I have a large file, that I need to process and after writing some scripts that don't seem to work properly, I have discovered that a small subset of the lines in the file are actually space separated rather than tab separated.

Question: I'm wondering what the best way would be to change these space-separated lines to tab-separated ones?

The file contains 4 entries in each line, about 5000 entries total and about 150 of them are space separated rather than tab-separated.

zx8754
  • 109
  • Could you show an example of the file? Is it safe to assume that all stretches of one or more spaces should be turned into tabs? Can any line contain valid spaces? – terdon Aug 20 '13 at 13:58
  • Yes, sorry I should have made it clear that the only spaces appearing anywhere in the file are as separators. That is, yes to the second question. – Stiofán Fordham Aug 20 '13 at 14:11

3 Answers3

8
tr ' ' '\t' < file 1<> file

Would replace every space character with a tab character.


Just to respond to people saying it's not safe:

The shell will open the file for reading on file descriptor 0, and for reading-and-writing on file descriptor 1. If any of those fail, it will bail out, tr won't even be executed. If the redirections are successful, tr is executed.

tr will read the file one block at a time, do the transliteration and output the modified block over the unmodified one.

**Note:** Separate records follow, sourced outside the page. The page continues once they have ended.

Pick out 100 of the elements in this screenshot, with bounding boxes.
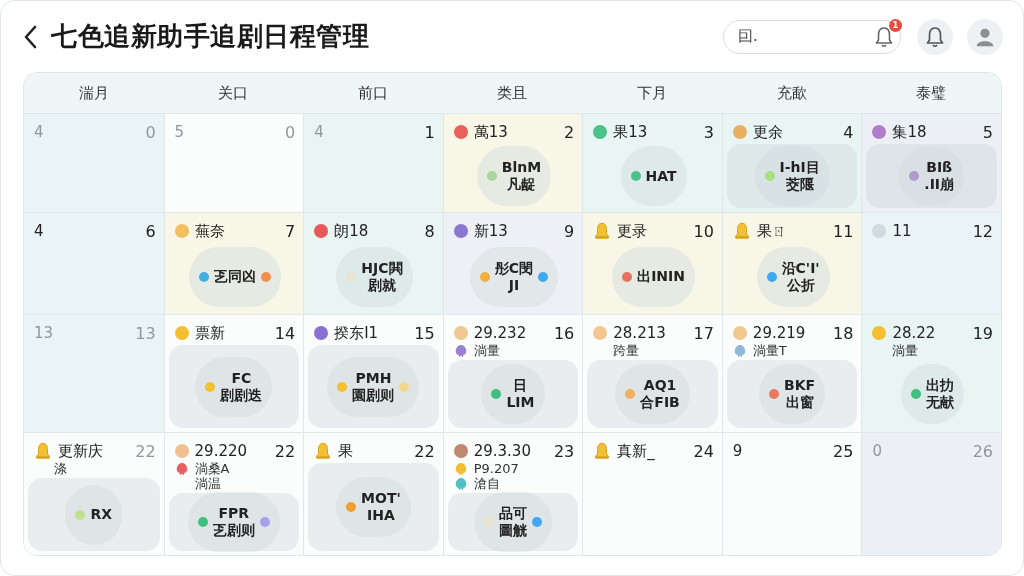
day-cell[interactable]: 萬13 2 BlnM 凡龊 (442, 114, 583, 212)
event-label: 29.219 (752, 324, 806, 342)
speech-bubble[interactable]: FPR 乤剧则 (187, 492, 280, 552)
weekday-label: 泰璧 (915, 83, 948, 103)
bell-icon[interactable] (874, 25, 894, 48)
avatar-button[interactable] (967, 18, 1003, 55)
weekday-label: 类且 (496, 83, 529, 103)
weekday-label: 充歃 (775, 83, 808, 103)
speech-bubble[interactable]: PMH 園剧则 (327, 356, 420, 417)
day-cell[interactable]: 蕪奈 7 乤同凶 (163, 213, 304, 314)
event-text: FPR 乤剧则 (212, 505, 255, 539)
event-text: 彤C閔 JI (494, 259, 534, 294)
speech-bubble[interactable]: FC 剧剧迭 (195, 356, 273, 417)
day-number: 5 (982, 122, 993, 142)
speech-bubble[interactable]: 出ININ (612, 246, 695, 307)
event-label: 11 (892, 222, 912, 240)
day-cell[interactable]: 29.219 18 淌量T BKF 出窗 (721, 315, 862, 432)
day-number: 0 (284, 122, 296, 142)
event-text: 出ININ (637, 268, 685, 285)
speech-bubble[interactable]: 彤C閔 JI (469, 246, 559, 307)
event-text: BlnM 凡龊 (501, 159, 542, 193)
day-cell[interactable]: 4 6 (24, 213, 164, 314)
event-text: RX (90, 506, 113, 523)
speech-bubble[interactable]: RX (65, 484, 123, 545)
weekday-label: 前口 (356, 83, 389, 103)
day-cell[interactable]: 果 22 MOT' IHA (303, 433, 443, 555)
day-cell[interactable]: 29.220 22 淌桑A 淌温 FPR 乤剧则 (163, 433, 304, 555)
day-number: 9 (564, 221, 575, 241)
day-number: 24 (693, 441, 714, 461)
speech-bubble[interactable]: 出扐 无献 (901, 364, 965, 424)
event-subtitle: 跨量 (613, 343, 640, 358)
day-cell[interactable]: 集18 5 BIß .II崩 (861, 114, 1001, 212)
event-label: 9 (732, 442, 743, 460)
day-number: 2 (564, 122, 575, 142)
speech-bubble[interactable]: 乤同凶 (188, 246, 281, 307)
event-subtitle: P9.207 (473, 461, 519, 476)
speech-bubble[interactable]: 沿C'I' 公折 (756, 246, 830, 307)
day-number: 15 (414, 323, 435, 343)
event-subtitle: 涤 (54, 461, 67, 476)
speech-bubble[interactable]: HJC閧 剧就 (336, 246, 413, 307)
search-field[interactable]: 囙. (738, 27, 870, 46)
speech-bubble[interactable]: BIß .II崩 (899, 146, 965, 206)
search-bar[interactable]: 囙. 1 (723, 19, 901, 54)
day-cell[interactable]: 4 1 (303, 114, 443, 212)
day-cell[interactable]: 29.232 16 淌量 日 LIM (442, 315, 583, 432)
day-cell[interactable]: 11 12 (861, 213, 1001, 314)
event-subtitle: 滄自 (473, 476, 500, 491)
day-number: 11 (833, 221, 854, 241)
bell-icon (925, 25, 945, 48)
day-number: 4 (843, 122, 854, 142)
day-cell[interactable]: 票新 14 FC 剧剧迭 (163, 315, 304, 432)
speech-bubble[interactable]: 品可 圖觥 (474, 492, 552, 552)
event-subtitle: 淌量 (473, 343, 500, 358)
day-number: 26 (972, 441, 993, 461)
event-label: 揆东I1 (334, 323, 379, 343)
event-label: 28.213 (613, 324, 666, 342)
speech-bubble[interactable]: BKF 出窗 (759, 364, 826, 424)
speech-bubble[interactable]: BlnM 凡龊 (476, 146, 552, 206)
day-cell[interactable]: 朗18 8 HJC閧 剧就 (303, 213, 443, 314)
event-label: 蕪奈 (194, 221, 225, 241)
event-text: FC 剧剧迭 (220, 369, 263, 404)
back-icon[interactable] (23, 24, 37, 49)
day-cell[interactable]: 更新庆 22 涤 RX (24, 433, 164, 555)
day-cell[interactable]: 果ㄖ 11 沿C'I' 公折 (721, 213, 862, 314)
speech-bubble[interactable]: I-hI目 茭隁 (754, 146, 830, 206)
event-label: 更余 (752, 122, 783, 142)
event-text: BIß .II崩 (924, 159, 955, 193)
day-number: 18 (833, 323, 854, 343)
event-text: MOT' IHA (361, 490, 401, 524)
day-number: 25 (833, 441, 854, 461)
notification-button[interactable] (917, 18, 953, 55)
day-cell[interactable]: 29.3.30 23 P9.207 滄自 品可 圖觥 (442, 433, 583, 555)
day-cell[interactable]: 果13 3 HAT (582, 114, 722, 212)
day-cell[interactable]: 更余 4 I-hI目 茭隁 (721, 114, 862, 212)
event-text: PMH 園剧则 (352, 369, 395, 404)
speech-bubble[interactable]: AQ1 合FIB (615, 364, 690, 424)
day-cell[interactable]: 9 25 (721, 433, 862, 555)
event-label: 萬13 (473, 122, 508, 142)
day-number: 19 (972, 323, 993, 343)
day-cell[interactable]: 28.213 17 跨量 AQ1 合FIB (582, 315, 722, 432)
event-label: 4 (314, 123, 324, 141)
day-number: 0 (145, 122, 156, 142)
event-text: HAT (645, 167, 677, 185)
event-label: 果13 (613, 122, 648, 142)
event-text: AQ1 合FIB (640, 377, 680, 411)
day-number: 12 (972, 221, 993, 241)
speech-bubble[interactable]: 日 LIM (481, 364, 545, 424)
day-cell[interactable]: 真新_ 24 (582, 433, 722, 555)
day-cell[interactable]: 新13 9 彤C閔 JI (442, 213, 583, 314)
event-label: 真新_ (617, 441, 655, 461)
speech-bubble[interactable]: MOT' IHA (336, 477, 411, 537)
event-label: 29.232 (473, 324, 527, 342)
day-cell[interactable]: 揆东I1 15 PMH 園剧则 (303, 315, 443, 432)
event-label: 集18 (892, 122, 927, 142)
event-text: HJC閧 剧就 (361, 259, 403, 294)
day-number: 13 (135, 323, 156, 343)
speech-bubble[interactable]: HAT (620, 146, 687, 206)
day-cell[interactable]: 更录 10 出ININ (582, 213, 722, 314)
day-number: 10 (693, 221, 714, 241)
day-cell[interactable]: 28.22 19 淌量 出扐 无献 (861, 315, 1001, 432)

In doing so, it will generally not need to allocate any space on disk. Exception to that would be if the file was sparse to start with, or file systems that implement copy-on-write. So errors for "no space available" are not likely.

Other errors may occur though like I/O error if the underneath disk is failing, or if the file system is on a block device that has been thinly provisioned (like a LVM snapshot), both conditions being rare and anyway probably going to involve bringing back a backup.

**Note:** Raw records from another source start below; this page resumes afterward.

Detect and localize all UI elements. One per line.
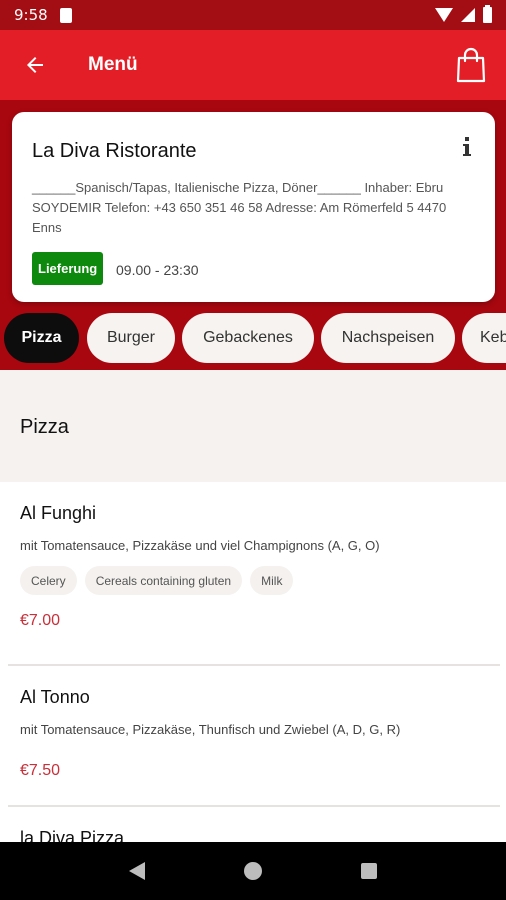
item-name: Al Funghi xyxy=(20,503,97,523)
opening-hours: 09.00 - 23:30 xyxy=(116,262,199,278)
item-description: mit Tomatensauce, Pizzakäse und viel Cha… xyxy=(20,538,380,553)
restaurant-description: ______Spanisch/Tapas, Italienische Pizza… xyxy=(32,180,447,235)
back-button[interactable] xyxy=(0,30,70,100)
tab-nachspeisen[interactable]: Nachspeisen xyxy=(321,313,455,363)
info-icon[interactable] xyxy=(461,136,473,158)
signal-icon xyxy=(461,8,475,22)
nav-back-icon[interactable] xyxy=(129,862,146,880)
allergen-chip: Milk xyxy=(250,566,294,595)
status-time: 9:58 xyxy=(14,6,48,24)
menu-item[interactable]: Al Tonno mit Tomatensauce, Pizzakäse, Th… xyxy=(0,666,506,806)
restaurant-name: La Diva Ristorante xyxy=(32,140,197,162)
tab-kebab[interactable]: Keb xyxy=(462,313,506,363)
tab-pizza[interactable]: Pizza xyxy=(4,313,79,363)
allergen-chips: Celery Cereals containing gluten Milk xyxy=(20,566,294,595)
battery-icon xyxy=(483,5,492,23)
item-name: Al Tonno xyxy=(20,687,90,707)
restaurant-info-card: La Diva Ristorante ______Spanisch/Tapas,… xyxy=(12,112,495,302)
allergen-chip: Celery xyxy=(20,566,77,595)
wifi-icon xyxy=(435,8,453,22)
delivery-badge: Lieferung xyxy=(32,252,104,285)
section-header: Pizza xyxy=(0,370,506,482)
nav-home-icon[interactable] xyxy=(243,862,262,880)
arrow-left-icon xyxy=(27,57,43,73)
category-tabs: Pizza Burger Gebackenes Nachspeisen Keb xyxy=(0,313,506,363)
app-bar: Menü xyxy=(0,30,506,100)
menu-item[interactable]: la Diva Pizza xyxy=(0,807,506,842)
section-title: Pizza xyxy=(20,416,69,438)
sd-card-icon xyxy=(59,7,72,23)
status-bar: 9:58 xyxy=(0,0,506,30)
system-nav-bar xyxy=(0,842,506,900)
tab-gebackenes[interactable]: Gebackenes xyxy=(182,313,314,363)
item-price: €7.00 xyxy=(20,612,61,629)
item-price: €7.50 xyxy=(20,762,61,779)
page-title: Menü xyxy=(88,54,138,75)
item-name: la Diva Pizza xyxy=(20,828,125,842)
item-description: mit Tomatensauce, Pizzakäse, Thunfisch u… xyxy=(20,722,401,737)
allergen-chip: Cereals containing gluten xyxy=(84,566,243,595)
cart-button[interactable] xyxy=(436,30,506,100)
tab-burger[interactable]: Burger xyxy=(87,313,175,363)
shopping-bag-icon xyxy=(456,47,486,83)
nav-recents-icon[interactable] xyxy=(360,863,377,879)
menu-item[interactable]: Al Funghi mit Tomatensauce, Pizzakäse un… xyxy=(0,482,506,664)
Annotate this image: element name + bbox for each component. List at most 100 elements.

In any case, upon failure of the write() system call, tr should report an error and exit. Because its stdout is open in read-write mode, it will not be truncated. For the file to be truncated, tr would have to explicitly call truncate() on its standard output on exit which would not make sense.

What would happen though would be that the file would be partially transliterated (up to the point where tr failed).

What I found out though is that the GNU tr currently found on Debian sid amd64 has a bug in that it segfaults upon a failure of the write() system call and output garbage on stdout (edit, now fixed since version 2.19-1 of the libc6 Debian package). That would actually corrupt the file (but again not truncate it).

tr ' ' '\t' < file > newfile && mv newfile file

would not replace file unless the newfile has been correctly created but has a number of issues associated with it:

  • you need to make sure you don't clobber an already existing newfile (think also symlinks)
  • You need write access to the current directory
  • you need additional storage space for that extra copy of the file
  • you're losing the permissions, ownership, birth time, extended attributes... of the original file
  • if the original file was a symlink, you're going to replace it with a regular.

tr ' ' '\t' < file 1<> file is safer than the commonly used perl -pi -e 's/ /\t/g' because upon failure of perl (like on disk full), you lose the original file and only get what perl has managed to output so far.

2

You can use sed as well.

sed -i.bak 's/ /\t/g' filename

This will create a filename.bak before editing the file.

s/ /\t/g => This tells sed to substitute a space with the tab character globally accross each line of the file.

Anthon
  • 79,293
ptierno
  • 202
1

To change every space in a file to a tab, use tr.

tr ' ' '\t' <input_file >output_file

To change every sequence of one or more space to a single tab, use sed.

sed -e 's/  */\t/g' <input_file >output_file

Some sed implementations understand \t to mean a tab, others need a literal tab character.

If you have a file with aligned columns that use a variable number of spaces to align the columns, you can convert it to have tab-separated columns with unexpand.